Антонина Максимовна жила в начале улицы, в маленькой пристройке к дому Цымбалов. Была какая-то их дальняя родственница, и ей разрешили сделать небольшую пристройку с отдельным входом. В пристройке была кухонька, где вдвоём не развернуться, и комната чуть больших размеров, чем кухонька.
Семью Антонина Максимовна так и не завела. В послевоенное десятилетие таких женщин было немало. Война выбила мужчин. И многие женщины не смогли найти себе пару. Ходили слухи, что когда-то у Антонины Максимовны был женатый кавалер. Но его жена узнала про неё и хотела сжечь пристройку любовницы мужа, чтобы им негде было встречаться. Про это узнали Цымбалы, им было наплевать, с кем встречается Антонина Максимовна, но если подожгут пристройку, сгорит их дом. И они поставили условие: или гони своего любовника, или выметайся отсюда сама. Антонина Максимовна сделала выбор в пользу пристройки. Холера с ним, с мужиком, да и любовник он был не слишком хороший... «Найду себе другого», – решила она.
Как Антонина Максимовна умещалась в этой маленькой пристройке, особенно в кухоньке, я представить не мог.
Моя бабушка называла её «два в одном», говорила она это по-еврейски – «цвей ин ейным», и все понимали, о ком идёт речь. Наверное, такое прозвище бабушка дала Антонине Максимовне из-за размеров её попы и грудей.
Антонина Максимовна летом торговала квасом на площади рядом с базаром, а зимой была на раздаче в какой-то столовой. Кто за кем мог спрятаться: она за квасной бочкой или квасная бочка за ней, – трудно было сказать.
Береле однажды зашёл к Антонине Максимовне забор поправить, потом он решил, что надо спилить ветку у клёна, чтобы она не ложилась на её крышу. Вообще-то клён рос на улице, и до крыши Антонины Максимовны было метров десять, но она с радостью согласилась на это предложение.
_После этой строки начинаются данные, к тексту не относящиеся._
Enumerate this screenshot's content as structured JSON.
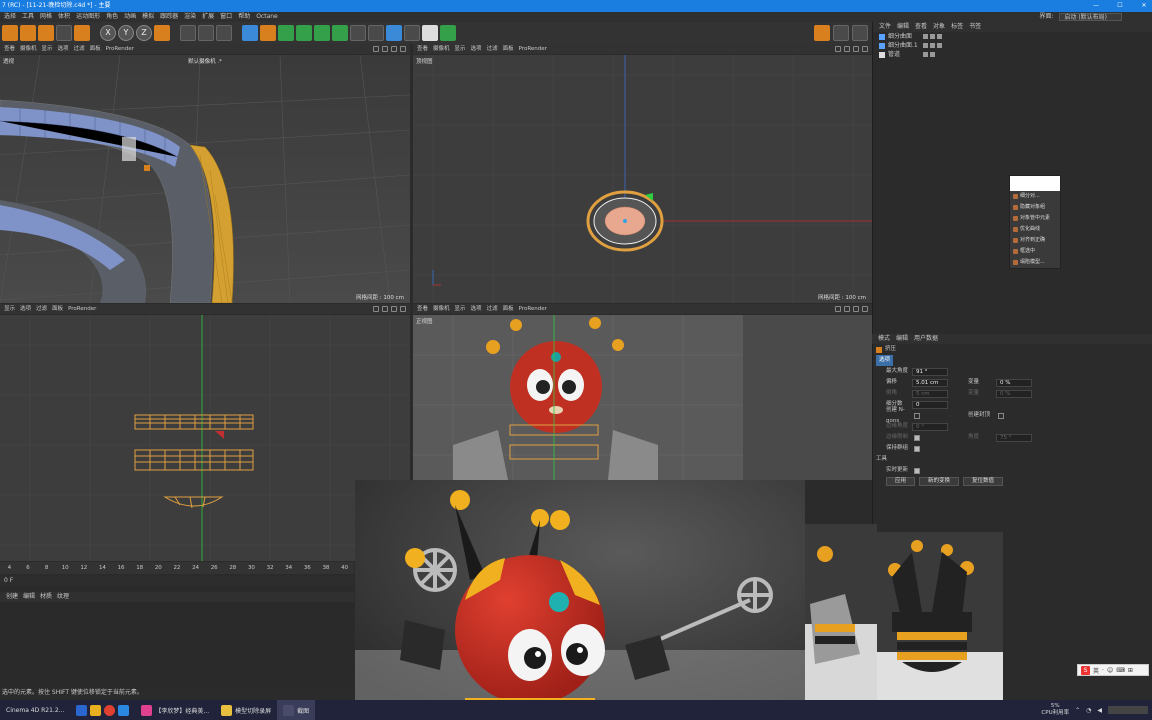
{
  "window": {
    "title": "7 (RC) - [11-21-晚检切除.c4d *] - 主要",
    "controls": [
      "—",
      "☐",
      "✕"
    ]
  },
  "menubar": {
    "items": [
      "选择",
      "工具",
      "网格",
      "体积",
      "运动图形",
      "角色",
      "动画",
      "模拟",
      "跟踪器",
      "渲染",
      "扩展",
      "窗口",
      "帮助",
      "Octane"
    ],
    "layout_label": "界面:",
    "layout_value": "启动 (默认布局)"
  },
  "toolbar": {
    "axis_x": "X",
    "axis_y": "Y",
    "axis_z": "Z"
  },
  "viewports": {
    "perspective": {
      "menu": [
        "查看",
        "摄像机",
        "显示",
        "选项",
        "过滤",
        "面板",
        "ProRender"
      ],
      "corner_label": "透视",
      "camera_label": "默认摄像机 .*",
      "grid": "网格间距 : 100 cm"
    },
    "top": {
      "menu": [
        "查看",
        "摄像机",
        "显示",
        "选项",
        "过滤",
        "面板",
        "ProRender"
      ],
      "label": "顶视图",
      "grid": "网格间距 : 100 cm"
    },
    "right": {
      "menu": [
        "显示",
        "选项",
        "过滤",
        "面板",
        "ProRender"
      ]
    },
    "front": {
      "menu": [
        "查看",
        "摄像机",
        "显示",
        "选项",
        "过滤",
        "面板",
        "ProRender"
      ],
      "label": "正视图"
    }
  },
  "timeline": {
    "ticks": [
      "4",
      "6",
      "8",
      "10",
      "12",
      "14",
      "16",
      "18",
      "20",
      "22",
      "24",
      "26",
      "28",
      "30",
      "32",
      "34",
      "36",
      "38",
      "40"
    ],
    "frame": "0 F"
  },
  "material_tabs": [
    "创建",
    "编辑",
    "材质",
    "纹理"
  ],
  "status": "选中的元素。按住 SHIFT 键使位移锁定于当前元素。",
  "object_manager": {
    "tabs": [
      "文件",
      "编辑",
      "查看",
      "对象",
      "标签",
      "书签"
    ],
    "objects": [
      {
        "name": "细分曲面"
      },
      {
        "name": "细分曲面.1"
      },
      {
        "name": "管道"
      }
    ]
  },
  "context_menu": {
    "items": [
      "细分对...",
      "隐藏对象组",
      "对象管中元素",
      "优化曲线",
      "对齐到正确",
      "框选中",
      "塌陷模型..."
    ]
  },
  "attributes": {
    "tabs": [
      "模式",
      "编辑",
      "用户数据"
    ],
    "object_name": "挤压",
    "section_options": "选项",
    "fields": {
      "max_angle": {
        "label": "最大角度",
        "value": "91 °"
      },
      "offset": {
        "label": "偏移",
        "value": "5.01 cm"
      },
      "bevel": {
        "label": "倒角",
        "value": "5 cm"
      },
      "subdivision": {
        "label": "细分数",
        "value": "0"
      },
      "variance": {
        "label": "变量",
        "value": "0 %"
      },
      "variance2": {
        "label": "变量",
        "value": "0 %"
      },
      "create_ngons": {
        "label": "创建 N-gons"
      },
      "create_caps": {
        "label": "创建封顶"
      },
      "edge_angle": {
        "label": "边缘角度",
        "value": "0 °"
      },
      "edge_limit": {
        "label": "边缘限制"
      },
      "keep_groups": {
        "label": "保持群组"
      },
      "angle": {
        "label": "角度",
        "value": "75 °"
      }
    },
    "section_tool": "工具",
    "realtime_label": "实时更新",
    "buttons": [
      "应用",
      "新的变换",
      "复位数值"
    ]
  },
  "taskbar": {
    "start_label": "Cinema 4D R21.2...",
    "tasks": [
      "【李欣梦】经典美...",
      "模型切除录屏",
      "截图"
    ],
    "cpu": "5%",
    "cpu_label": "CPU利用率"
  },
  "ime": {
    "items": [
      "S",
      "英",
      "·",
      "☺",
      "⌨",
      "⊞"
    ]
  }
}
Потом Береле стал просто заходить к ней в пристройку.
– Надо же помочь одинокой женщине, – говорил он.
Антонина Максимовна, хотя у неё никто об этом не спрашивал, оправдывалась:
– Из-за Береле мою пристройку не сожгут, так что пускай заходит.
Когда велосипед Береле стоял во дворе у Антонины Максимовны и он долго от неё не уходил, все женщины обсуждали, сколько он там сегодня пробудет. Бабушка говорила:
– Пошёл кваску попить, пока целую бочку выпьет... Время же надо.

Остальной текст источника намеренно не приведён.